Why is lambda allowed as a key in a dict?
"Martin v. Löwis"
martin at v.loewis.de
Tue Mar 10 19:54:39 EDT 2009
> it raises an interesting question about why doesn't it. I can think
> of practical answers to that, obviously, but in principle, if a
> function compiles to exactly the same byte code, you obviously do not
> need two copies of it, and like strings shouldn't an identical
> function have the same id?
Having the same code is certainly not sufficient for the functions
to compare the same:
py> def a(x):
... return 3*x
...
py> def b(x):
... return 4*x
...
py> a.func_code.co_code == b.func_code.co_code
True
So they do have the same byte code, namely:
py> dis.dis(a)
2 0 LOAD_CONST 1
3 LOAD_FAST 0
6 BINARY_MULTIPLY
7 RETURN_VALUE
The difference is what constant 1 means: 3 in one case, and
4 in the other. So they should have the constants also to
compare the same, right?
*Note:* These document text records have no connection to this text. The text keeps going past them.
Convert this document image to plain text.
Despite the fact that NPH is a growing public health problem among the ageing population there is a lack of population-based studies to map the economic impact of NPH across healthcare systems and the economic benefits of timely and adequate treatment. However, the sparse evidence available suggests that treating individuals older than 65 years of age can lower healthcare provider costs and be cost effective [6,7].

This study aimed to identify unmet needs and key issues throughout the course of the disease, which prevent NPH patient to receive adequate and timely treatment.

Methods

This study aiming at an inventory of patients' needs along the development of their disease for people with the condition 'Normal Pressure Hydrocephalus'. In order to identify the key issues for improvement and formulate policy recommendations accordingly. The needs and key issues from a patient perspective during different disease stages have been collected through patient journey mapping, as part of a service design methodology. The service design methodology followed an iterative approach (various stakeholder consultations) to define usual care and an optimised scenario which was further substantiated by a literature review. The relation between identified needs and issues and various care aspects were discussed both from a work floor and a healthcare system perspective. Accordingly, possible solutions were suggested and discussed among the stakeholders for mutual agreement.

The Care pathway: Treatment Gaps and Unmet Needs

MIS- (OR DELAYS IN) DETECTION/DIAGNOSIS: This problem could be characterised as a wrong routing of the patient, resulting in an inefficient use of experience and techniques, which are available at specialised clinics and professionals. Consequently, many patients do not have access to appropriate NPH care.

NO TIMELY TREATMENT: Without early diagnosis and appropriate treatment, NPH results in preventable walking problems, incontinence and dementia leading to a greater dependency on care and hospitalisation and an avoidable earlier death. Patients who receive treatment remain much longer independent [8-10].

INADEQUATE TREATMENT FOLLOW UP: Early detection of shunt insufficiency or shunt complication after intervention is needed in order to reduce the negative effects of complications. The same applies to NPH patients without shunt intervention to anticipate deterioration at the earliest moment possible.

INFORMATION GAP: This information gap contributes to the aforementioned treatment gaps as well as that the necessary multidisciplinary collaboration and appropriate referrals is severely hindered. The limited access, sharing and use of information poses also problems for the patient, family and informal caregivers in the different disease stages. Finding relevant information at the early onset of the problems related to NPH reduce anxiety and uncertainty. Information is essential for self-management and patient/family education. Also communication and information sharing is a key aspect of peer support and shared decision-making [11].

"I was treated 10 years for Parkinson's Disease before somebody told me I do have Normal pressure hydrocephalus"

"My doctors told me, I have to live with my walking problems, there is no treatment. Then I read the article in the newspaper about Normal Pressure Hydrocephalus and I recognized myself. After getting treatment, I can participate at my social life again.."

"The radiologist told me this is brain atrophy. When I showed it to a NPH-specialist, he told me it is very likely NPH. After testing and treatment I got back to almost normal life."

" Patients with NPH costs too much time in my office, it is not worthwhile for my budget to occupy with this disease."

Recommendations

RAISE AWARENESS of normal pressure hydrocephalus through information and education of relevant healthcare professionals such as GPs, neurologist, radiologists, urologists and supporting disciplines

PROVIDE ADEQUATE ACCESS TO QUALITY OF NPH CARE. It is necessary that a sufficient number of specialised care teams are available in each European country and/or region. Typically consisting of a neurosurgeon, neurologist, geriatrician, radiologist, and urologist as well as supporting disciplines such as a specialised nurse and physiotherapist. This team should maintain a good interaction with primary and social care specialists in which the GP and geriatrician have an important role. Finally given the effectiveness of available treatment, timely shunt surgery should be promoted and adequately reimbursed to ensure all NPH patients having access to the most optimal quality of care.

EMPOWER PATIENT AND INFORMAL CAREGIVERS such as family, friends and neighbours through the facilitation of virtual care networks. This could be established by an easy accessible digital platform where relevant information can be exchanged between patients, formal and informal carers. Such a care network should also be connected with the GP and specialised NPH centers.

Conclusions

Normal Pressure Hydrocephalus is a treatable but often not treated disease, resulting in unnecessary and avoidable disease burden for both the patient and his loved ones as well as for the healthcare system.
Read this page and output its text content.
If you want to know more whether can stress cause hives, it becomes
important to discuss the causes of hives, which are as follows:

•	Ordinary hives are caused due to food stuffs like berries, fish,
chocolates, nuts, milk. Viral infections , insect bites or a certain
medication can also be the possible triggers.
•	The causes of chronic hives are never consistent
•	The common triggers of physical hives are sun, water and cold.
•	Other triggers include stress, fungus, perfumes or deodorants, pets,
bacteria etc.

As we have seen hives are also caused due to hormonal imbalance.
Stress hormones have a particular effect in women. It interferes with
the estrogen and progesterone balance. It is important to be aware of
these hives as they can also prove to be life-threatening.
Those above don't:
py> a.func_code.co_code == b.func_code.co_code and a.func_code.co_consts
== b.func_code.co_consts
False
Now, you could also ask that many other code attributes should
be the same, such as co_argcount, co_stacksize, co_varnames, ...
If you ask that *all* code attributes are the same, you find a good
reason why the code objects shouldn't compare the same: they might
have different values for co_filename, or, if those are the same,
different values for co_firstlineno.